Temel Karamollaoğlu, bugün partisinin Genişletilmiş İstanbul Vilayet Divanı Toplantısı’nda konuştu. Karamollaoğlu, konuşmasında şu kelamlara yer verdi:
“Başkanlık sistemini gerçek bir sistem olarak benimsememiştik. Millet İttifakı olarak tabir ettiğimiz masa, birinci başta bu husus üzerine inşa edilmişti. Cumhurbaşkanlığı sisteminin bugünkü haliyle yararlı olmayacağını düşünmüştük. Bu kanaatlerimizi de iktidara, Sayın Cumhurbaşkanı’na söz etmiştik. Tek bir kişi kelam sahibi. Parlamento ortada sırada devreye girebilen formu bir kurum lakin cumhurbaşkanının aldığı kararları müzakere etmek, ülke çapında değiştirmek mümkün değil. Bugün bunu yaşıyoruz. Biz, bu sistem teklif edildiği vakit bir ortaya geldik, bu sisteme karşı bir hal sergiledik. Lakin maalesef, bu sistemin ne olduğunu tam olarak kavrayamayan vatandaşlarımız, bu sistemin gerçekleşmesine oy verdiler… Geçen müddet zarfında başkanlık sisteminin ne menem bir şey olduğunu gördük. Bir ülkenin bu türlü yönetim edilmesi mümkün değil. Kim ne derse desin, şayet bu sistem olmasa, meydana gelen sarsıntıda emin olun kayıplar çok daha aşağılara inerdi. Herkes hazırlığını yapmış, alana inecek. Sayın Cumhurbaşkanı’nın haberi olmadan kim inebilir alana? Herkes beklemek mecburiyetinde kalmış. İki gün vakit geçti. Bu kadar beceriksizlik, dünya tarihine girdi. Bunu yazacak tarih. O denli yalnızca Adıyaman’dan helallik dilenmez. Bütün kentlerden helallik dilenmesi icap eder. Bugün yapılan yanılgılardan ötürü bu milletin tamamından helallik dilenmesi icap eder. Bütün vatandaşlarımızdan ricamız şu; Allah isteği için, sandığa gidip oy verirken bu söylediklerimizi düşünün. Bir kişiyi tenkit etmek için söylemiyoruz bunları. Bir bireyle idare, emin olun padişahlarda yoktu… Bir kişi, astığı astık, kestiği kestik. Karşı çıkarsan hatalısın. Onun için etrafında kimse kalmadı. Dikkat edin, birinci başlangıçta yola çıktığı arkadaşlarının yüzde 90’ı etrafından gitti. Geriye, menfaat bekleyen bir küme kaldı. Onun da sonu, ümit ediyoruz ki bu seçimlerde gelecek. Bazen soruyorlar; ‘Niye birçok bahiste birebir kanaate sahip olmayan 6 siyasi parti bir ortaya geldi, bu seçime giderken tek cumhurbaşkanı adayıyla gidiyor’. İşte bu sebepten ötürü. Zira biz, seçimi kazandığımız andan itibaren bu sistemin değiştirilmesini ele alacağız. Bunu taahhüt ettik.

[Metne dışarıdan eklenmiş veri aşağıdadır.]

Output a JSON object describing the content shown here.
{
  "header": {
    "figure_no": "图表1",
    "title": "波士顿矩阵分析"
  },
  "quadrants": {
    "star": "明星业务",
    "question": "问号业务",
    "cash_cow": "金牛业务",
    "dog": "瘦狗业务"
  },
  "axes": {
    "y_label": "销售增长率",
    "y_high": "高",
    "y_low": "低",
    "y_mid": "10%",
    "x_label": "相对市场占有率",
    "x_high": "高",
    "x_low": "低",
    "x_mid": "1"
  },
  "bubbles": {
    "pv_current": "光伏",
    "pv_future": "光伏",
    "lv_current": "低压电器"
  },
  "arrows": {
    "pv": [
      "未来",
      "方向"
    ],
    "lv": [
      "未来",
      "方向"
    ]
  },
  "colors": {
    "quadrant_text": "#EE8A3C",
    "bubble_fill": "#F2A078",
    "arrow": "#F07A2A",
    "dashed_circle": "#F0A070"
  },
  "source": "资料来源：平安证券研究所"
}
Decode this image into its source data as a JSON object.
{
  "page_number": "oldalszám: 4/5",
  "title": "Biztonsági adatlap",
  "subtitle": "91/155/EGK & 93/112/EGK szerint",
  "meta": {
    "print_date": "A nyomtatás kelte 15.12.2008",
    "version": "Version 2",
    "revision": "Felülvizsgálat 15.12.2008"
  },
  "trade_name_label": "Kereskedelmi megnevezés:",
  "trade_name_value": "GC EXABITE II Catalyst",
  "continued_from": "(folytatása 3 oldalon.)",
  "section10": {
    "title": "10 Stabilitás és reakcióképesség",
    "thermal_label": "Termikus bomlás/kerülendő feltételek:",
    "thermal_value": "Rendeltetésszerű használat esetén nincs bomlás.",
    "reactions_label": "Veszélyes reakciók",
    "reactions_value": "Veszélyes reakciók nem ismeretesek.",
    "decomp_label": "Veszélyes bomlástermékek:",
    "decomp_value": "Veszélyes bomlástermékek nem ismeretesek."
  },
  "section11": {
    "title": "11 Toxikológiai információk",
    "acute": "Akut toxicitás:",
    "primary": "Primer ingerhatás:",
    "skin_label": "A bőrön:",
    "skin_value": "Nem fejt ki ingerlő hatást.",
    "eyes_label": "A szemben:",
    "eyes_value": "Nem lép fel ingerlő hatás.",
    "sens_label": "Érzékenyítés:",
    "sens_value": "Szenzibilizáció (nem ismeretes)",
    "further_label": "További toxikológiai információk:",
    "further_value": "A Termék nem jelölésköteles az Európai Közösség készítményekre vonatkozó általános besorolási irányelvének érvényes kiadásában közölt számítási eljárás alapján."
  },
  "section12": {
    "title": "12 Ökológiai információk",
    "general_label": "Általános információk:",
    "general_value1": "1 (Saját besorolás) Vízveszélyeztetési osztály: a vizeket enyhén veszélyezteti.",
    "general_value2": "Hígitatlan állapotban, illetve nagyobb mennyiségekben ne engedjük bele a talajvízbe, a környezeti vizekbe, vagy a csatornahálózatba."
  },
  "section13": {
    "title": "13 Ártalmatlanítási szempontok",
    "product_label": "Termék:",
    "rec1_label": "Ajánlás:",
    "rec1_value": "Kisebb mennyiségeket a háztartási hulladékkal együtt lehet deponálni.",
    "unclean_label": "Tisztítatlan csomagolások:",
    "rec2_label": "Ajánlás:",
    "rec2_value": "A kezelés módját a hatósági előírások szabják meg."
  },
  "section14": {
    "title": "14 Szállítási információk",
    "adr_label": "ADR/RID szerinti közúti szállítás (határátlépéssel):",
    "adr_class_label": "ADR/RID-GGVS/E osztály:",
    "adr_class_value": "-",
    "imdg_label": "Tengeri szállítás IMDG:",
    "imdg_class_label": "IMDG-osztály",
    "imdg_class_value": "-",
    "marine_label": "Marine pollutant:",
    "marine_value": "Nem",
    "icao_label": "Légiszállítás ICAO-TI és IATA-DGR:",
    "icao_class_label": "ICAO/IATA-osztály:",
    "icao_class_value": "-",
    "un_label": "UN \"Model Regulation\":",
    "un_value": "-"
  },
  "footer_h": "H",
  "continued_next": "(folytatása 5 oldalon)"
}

“Cami, ibadet için yapılır, gösteriş için değil”
İnsanlarımızı aldatabilmek için maalesef İslami müessesleri istismar ettiler. Biz, mescitlerin inşasına karşı çıkamayız ki. Fakat cami, ibadet için yapılır, gösteriş için değil. Erciyes’in zirvesine cami yapsan hiçbir işe yaramaz. Bizim sözlerimiz yeri geldiği vakit çarpıtılıyor. İsterse çarpıtsınlar, biz gerçekleri hiçbir vakit söylemekten vazgeçmeyeceğiz. Ayasofya açıldı; hay Allah razı olsun, hiçbir vakit itirazımız olmaz. Fakat biz, Ayasofya’nın içinde namaz kılınırken de dışarıda adaletin, İslami kararların hakim olmasını isteriz. Sen bunu rafa kaldıracaksın, alnını secdeden kaldırmadan ‘Benim yanlışlarıma dayanak ver’ diyeceksin. Adalet senin neyine gerek yahu. O denli diyorlar artık. Yok arkadaş; biz, senin bu palavralarına istek göstermeyiz.
“Böyle bir iktidarın gölgesinde hayat idame ettirebilir mi?”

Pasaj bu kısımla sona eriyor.